Brown University gets $100 million gift for financial aid
PROVIDENCE, R.I. -- Brown University has received a $100 million gift, the largest single donation in its 240-year history and one that will allow the university to restructure its financial aid program.
The gift, earmarked for financial aid, will allow Brown to eliminate loans for students with the greatest need, replacing them with scholarship funds.
"The most extraordinary feature of the gift is really the elimination of loans. It's hard to convey how important it is for families, low-income families, to be spared the burden of taking out loans," said Ruth Simmons, Brown's president.
The donation comes from Sidney Frank, who attended Brown for one year as a member of the Class of 1942. He left to represent Pratt & Whitney Motors in Asia during World War II.
Frank recently gave $20 million for a new campus building which will carry his name.
Frank made his money as a distilled spirits importer, and is credited with the marketing success of products including Jagermeister Liqueur and Grey Goose Vodka. He is chairman of Sidney Frank Importing Co., Inc., which he founded in 1972.

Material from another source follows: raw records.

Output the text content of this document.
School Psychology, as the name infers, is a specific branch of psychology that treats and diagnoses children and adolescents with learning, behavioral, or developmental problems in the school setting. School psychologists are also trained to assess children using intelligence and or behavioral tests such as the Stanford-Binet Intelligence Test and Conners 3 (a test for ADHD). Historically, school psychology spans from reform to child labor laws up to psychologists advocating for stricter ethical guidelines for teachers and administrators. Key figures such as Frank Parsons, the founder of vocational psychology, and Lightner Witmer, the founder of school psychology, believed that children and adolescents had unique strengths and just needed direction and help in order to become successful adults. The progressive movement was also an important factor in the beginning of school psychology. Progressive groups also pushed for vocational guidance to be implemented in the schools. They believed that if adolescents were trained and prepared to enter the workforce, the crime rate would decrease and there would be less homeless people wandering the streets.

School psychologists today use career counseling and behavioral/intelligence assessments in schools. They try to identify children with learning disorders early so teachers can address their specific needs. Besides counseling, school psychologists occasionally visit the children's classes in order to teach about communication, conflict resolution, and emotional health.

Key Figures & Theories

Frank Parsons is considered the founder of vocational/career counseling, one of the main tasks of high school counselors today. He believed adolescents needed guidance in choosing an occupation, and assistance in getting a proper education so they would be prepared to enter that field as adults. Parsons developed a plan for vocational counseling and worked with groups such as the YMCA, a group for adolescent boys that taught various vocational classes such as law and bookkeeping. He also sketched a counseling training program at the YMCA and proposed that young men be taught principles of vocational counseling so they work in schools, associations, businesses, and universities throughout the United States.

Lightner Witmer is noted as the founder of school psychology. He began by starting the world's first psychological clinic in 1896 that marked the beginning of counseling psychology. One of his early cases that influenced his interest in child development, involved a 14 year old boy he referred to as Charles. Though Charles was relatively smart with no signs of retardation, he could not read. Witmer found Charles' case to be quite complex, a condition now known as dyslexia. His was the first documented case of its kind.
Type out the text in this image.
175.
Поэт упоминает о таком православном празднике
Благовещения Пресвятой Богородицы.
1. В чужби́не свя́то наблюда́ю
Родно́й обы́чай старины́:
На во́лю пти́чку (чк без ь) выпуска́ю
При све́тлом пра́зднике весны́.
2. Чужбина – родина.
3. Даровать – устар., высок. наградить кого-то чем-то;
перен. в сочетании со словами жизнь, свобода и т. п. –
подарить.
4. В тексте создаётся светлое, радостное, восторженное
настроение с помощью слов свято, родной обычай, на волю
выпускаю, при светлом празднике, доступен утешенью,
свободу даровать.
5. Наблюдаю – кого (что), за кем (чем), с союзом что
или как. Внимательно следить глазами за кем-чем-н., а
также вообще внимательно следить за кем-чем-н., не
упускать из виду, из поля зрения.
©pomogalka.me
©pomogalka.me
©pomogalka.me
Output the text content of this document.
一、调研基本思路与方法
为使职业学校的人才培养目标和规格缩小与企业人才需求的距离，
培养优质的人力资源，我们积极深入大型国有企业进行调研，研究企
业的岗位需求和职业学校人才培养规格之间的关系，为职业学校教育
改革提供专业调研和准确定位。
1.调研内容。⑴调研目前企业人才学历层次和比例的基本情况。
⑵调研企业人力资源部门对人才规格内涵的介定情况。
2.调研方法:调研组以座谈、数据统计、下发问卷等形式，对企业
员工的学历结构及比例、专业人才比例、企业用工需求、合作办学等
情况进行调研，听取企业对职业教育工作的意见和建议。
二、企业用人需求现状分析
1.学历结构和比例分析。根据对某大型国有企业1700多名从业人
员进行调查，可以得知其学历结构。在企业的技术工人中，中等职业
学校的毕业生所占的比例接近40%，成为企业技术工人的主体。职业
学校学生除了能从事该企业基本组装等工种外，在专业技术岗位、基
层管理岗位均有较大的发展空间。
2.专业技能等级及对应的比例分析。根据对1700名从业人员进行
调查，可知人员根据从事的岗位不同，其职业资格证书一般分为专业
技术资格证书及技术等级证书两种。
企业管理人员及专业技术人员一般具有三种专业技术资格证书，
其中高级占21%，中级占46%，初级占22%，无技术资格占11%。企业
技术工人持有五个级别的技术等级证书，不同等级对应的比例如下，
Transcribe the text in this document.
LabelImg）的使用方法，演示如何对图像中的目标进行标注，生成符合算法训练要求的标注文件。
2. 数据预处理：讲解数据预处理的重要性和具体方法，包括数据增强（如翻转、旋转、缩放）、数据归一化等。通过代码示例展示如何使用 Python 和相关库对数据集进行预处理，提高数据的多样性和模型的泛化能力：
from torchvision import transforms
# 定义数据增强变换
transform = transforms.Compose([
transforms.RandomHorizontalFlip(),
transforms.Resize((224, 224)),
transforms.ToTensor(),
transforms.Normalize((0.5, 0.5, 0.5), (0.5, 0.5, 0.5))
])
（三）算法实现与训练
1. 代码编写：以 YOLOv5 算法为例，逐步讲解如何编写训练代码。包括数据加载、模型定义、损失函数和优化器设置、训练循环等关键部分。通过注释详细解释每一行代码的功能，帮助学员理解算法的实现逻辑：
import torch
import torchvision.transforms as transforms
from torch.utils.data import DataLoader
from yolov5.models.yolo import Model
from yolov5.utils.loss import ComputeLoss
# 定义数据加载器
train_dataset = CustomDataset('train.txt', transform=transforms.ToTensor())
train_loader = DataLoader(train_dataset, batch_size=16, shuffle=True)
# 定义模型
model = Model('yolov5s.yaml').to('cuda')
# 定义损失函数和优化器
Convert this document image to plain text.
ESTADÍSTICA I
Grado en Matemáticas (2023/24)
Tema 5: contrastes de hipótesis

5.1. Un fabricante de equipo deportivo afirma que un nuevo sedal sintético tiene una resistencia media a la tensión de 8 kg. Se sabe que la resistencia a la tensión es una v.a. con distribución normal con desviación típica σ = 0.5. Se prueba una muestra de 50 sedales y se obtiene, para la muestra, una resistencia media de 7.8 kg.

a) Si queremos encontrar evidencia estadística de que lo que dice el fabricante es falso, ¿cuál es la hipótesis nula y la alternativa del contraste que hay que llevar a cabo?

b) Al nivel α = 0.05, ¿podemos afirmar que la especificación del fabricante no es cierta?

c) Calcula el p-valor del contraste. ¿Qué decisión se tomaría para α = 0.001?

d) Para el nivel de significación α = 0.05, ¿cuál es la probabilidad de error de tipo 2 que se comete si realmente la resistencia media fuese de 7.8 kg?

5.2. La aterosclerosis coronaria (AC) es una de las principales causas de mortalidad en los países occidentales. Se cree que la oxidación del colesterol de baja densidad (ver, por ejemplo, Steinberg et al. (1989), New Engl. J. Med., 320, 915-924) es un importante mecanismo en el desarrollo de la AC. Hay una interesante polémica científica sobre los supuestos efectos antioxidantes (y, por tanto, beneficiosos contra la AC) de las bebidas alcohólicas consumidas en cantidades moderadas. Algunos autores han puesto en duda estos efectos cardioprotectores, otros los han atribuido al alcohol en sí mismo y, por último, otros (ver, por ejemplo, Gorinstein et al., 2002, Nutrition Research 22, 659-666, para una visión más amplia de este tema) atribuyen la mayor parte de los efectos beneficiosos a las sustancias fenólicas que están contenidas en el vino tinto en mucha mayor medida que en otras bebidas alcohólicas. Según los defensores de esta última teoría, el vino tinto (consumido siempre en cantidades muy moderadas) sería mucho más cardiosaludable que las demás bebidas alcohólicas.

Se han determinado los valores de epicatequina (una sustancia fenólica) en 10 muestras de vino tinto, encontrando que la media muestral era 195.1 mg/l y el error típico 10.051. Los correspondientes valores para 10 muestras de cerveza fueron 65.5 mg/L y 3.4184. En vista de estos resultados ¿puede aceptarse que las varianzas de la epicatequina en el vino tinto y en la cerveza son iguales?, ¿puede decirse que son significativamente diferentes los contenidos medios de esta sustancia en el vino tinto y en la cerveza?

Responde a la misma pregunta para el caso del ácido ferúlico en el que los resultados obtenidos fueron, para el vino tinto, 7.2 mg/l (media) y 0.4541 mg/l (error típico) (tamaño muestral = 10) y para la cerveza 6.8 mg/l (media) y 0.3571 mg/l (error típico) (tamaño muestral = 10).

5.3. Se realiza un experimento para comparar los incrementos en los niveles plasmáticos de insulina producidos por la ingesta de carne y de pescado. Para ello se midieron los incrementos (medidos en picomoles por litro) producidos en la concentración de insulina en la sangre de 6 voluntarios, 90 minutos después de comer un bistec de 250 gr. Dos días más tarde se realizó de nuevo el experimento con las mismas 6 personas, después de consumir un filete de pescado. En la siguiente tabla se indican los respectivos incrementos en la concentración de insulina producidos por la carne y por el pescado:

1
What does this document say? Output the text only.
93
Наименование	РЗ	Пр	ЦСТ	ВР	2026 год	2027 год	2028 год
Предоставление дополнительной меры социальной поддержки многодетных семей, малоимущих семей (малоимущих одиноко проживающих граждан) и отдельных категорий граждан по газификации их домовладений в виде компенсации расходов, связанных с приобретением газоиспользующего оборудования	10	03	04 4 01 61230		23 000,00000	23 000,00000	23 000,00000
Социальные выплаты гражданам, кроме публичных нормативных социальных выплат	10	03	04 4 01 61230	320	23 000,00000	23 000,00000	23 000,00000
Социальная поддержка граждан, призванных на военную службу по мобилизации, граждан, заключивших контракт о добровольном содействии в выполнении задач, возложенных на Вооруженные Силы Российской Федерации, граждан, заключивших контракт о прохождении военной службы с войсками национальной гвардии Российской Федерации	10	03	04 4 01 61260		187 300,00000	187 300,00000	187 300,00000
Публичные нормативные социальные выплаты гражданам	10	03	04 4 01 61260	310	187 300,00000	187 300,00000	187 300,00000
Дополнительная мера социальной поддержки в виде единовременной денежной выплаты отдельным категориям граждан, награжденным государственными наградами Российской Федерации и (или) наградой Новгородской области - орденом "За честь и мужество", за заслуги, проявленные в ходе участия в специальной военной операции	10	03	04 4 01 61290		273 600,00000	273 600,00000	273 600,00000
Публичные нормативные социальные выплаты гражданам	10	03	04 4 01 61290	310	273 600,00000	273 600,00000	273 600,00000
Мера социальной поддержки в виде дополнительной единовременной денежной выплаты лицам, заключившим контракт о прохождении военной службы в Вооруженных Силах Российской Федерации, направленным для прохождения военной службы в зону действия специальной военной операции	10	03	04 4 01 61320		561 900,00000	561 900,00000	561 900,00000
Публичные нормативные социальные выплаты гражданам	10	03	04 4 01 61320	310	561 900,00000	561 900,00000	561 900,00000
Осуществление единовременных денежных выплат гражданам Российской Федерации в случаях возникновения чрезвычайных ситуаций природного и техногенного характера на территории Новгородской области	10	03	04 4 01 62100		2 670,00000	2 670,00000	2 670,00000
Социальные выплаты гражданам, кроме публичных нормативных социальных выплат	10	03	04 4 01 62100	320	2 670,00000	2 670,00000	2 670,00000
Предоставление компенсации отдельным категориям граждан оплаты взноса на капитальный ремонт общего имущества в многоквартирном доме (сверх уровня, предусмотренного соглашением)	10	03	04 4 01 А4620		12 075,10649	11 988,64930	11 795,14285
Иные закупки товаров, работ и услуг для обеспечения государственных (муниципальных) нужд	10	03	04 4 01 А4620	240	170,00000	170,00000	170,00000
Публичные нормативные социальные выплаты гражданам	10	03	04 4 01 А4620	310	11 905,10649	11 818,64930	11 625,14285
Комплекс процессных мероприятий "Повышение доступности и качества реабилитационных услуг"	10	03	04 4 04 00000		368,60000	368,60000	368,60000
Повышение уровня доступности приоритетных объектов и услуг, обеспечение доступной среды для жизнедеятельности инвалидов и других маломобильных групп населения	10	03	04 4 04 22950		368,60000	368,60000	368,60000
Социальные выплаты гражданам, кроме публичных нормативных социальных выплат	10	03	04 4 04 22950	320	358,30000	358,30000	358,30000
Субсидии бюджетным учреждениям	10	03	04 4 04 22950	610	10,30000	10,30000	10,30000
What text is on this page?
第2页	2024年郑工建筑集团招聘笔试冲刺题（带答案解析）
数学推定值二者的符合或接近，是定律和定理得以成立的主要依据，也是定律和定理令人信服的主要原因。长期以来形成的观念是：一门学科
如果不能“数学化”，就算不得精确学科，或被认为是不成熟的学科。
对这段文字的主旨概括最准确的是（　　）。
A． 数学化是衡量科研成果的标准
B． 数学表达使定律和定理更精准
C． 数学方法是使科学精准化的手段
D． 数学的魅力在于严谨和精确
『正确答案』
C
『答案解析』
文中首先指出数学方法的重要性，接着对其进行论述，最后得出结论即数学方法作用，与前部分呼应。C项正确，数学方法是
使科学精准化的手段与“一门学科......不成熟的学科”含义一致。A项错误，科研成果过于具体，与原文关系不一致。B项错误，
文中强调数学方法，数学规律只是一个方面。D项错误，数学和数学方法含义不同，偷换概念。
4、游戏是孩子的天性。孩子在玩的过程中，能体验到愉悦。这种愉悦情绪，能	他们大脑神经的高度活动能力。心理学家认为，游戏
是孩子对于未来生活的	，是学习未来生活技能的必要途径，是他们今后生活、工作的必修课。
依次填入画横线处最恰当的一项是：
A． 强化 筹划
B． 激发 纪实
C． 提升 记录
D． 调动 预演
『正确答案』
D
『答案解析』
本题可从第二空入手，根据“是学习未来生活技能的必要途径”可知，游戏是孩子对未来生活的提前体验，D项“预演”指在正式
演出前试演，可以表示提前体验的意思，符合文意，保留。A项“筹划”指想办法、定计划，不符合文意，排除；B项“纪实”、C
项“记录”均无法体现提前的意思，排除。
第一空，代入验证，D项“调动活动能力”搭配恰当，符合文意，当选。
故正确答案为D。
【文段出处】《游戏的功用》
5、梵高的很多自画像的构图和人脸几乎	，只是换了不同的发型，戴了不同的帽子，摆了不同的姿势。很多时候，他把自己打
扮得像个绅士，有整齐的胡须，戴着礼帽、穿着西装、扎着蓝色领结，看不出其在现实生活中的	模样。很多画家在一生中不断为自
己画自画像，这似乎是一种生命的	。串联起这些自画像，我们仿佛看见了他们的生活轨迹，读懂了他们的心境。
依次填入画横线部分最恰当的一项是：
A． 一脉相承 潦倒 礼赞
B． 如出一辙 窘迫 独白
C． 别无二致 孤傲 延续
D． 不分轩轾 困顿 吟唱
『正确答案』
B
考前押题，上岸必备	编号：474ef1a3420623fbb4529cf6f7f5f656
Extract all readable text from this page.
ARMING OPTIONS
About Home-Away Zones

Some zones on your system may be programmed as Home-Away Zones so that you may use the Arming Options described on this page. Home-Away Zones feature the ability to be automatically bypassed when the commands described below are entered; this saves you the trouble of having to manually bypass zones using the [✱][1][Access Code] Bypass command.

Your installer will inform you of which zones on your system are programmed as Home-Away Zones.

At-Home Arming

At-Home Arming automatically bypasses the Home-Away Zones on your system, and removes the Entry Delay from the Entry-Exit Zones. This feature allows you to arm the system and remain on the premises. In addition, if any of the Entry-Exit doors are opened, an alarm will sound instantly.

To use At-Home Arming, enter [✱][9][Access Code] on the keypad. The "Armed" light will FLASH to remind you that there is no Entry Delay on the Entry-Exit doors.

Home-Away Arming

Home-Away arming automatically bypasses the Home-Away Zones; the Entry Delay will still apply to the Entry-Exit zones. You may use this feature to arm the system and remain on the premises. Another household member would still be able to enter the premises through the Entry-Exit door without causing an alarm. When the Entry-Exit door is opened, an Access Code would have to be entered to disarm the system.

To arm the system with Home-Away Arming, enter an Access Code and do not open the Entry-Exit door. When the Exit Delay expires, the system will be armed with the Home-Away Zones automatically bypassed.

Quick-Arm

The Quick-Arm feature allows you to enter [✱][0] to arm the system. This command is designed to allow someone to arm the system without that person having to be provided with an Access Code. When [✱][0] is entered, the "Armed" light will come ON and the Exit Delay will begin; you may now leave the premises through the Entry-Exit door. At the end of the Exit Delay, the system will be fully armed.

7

Frank said he could not afford to complete his Brown education, and wanted to help other students finish their degrees.
Currently, the neediest Brown students must take between $9,000 and $15,000 in loans during their four years at the university.
"It affects the students' choices while they are students, it affects the parents' ability to send other children to college. It's quite crippling," Simmons said, adding she hopes the change will show low-income high school students that private universities are open to them.
Starting next fall, 130 entering students will be designated Sidney E. Frank Scholars, and will not face the loan requirement.
Simmons said as the endowment fund grows, the university will expand the number of Frank scholarships.
Brown has revamped its financial aid program in recent years. The university admitted last year's entering freshman class under a new need-blind admissions policy.
Previously, the university considered a student's ability to pay in its admissions process.
Brown also eliminated a work-study requirement for first-year students beginning with the Class of 2006, and replaced those funds with additional scholarships.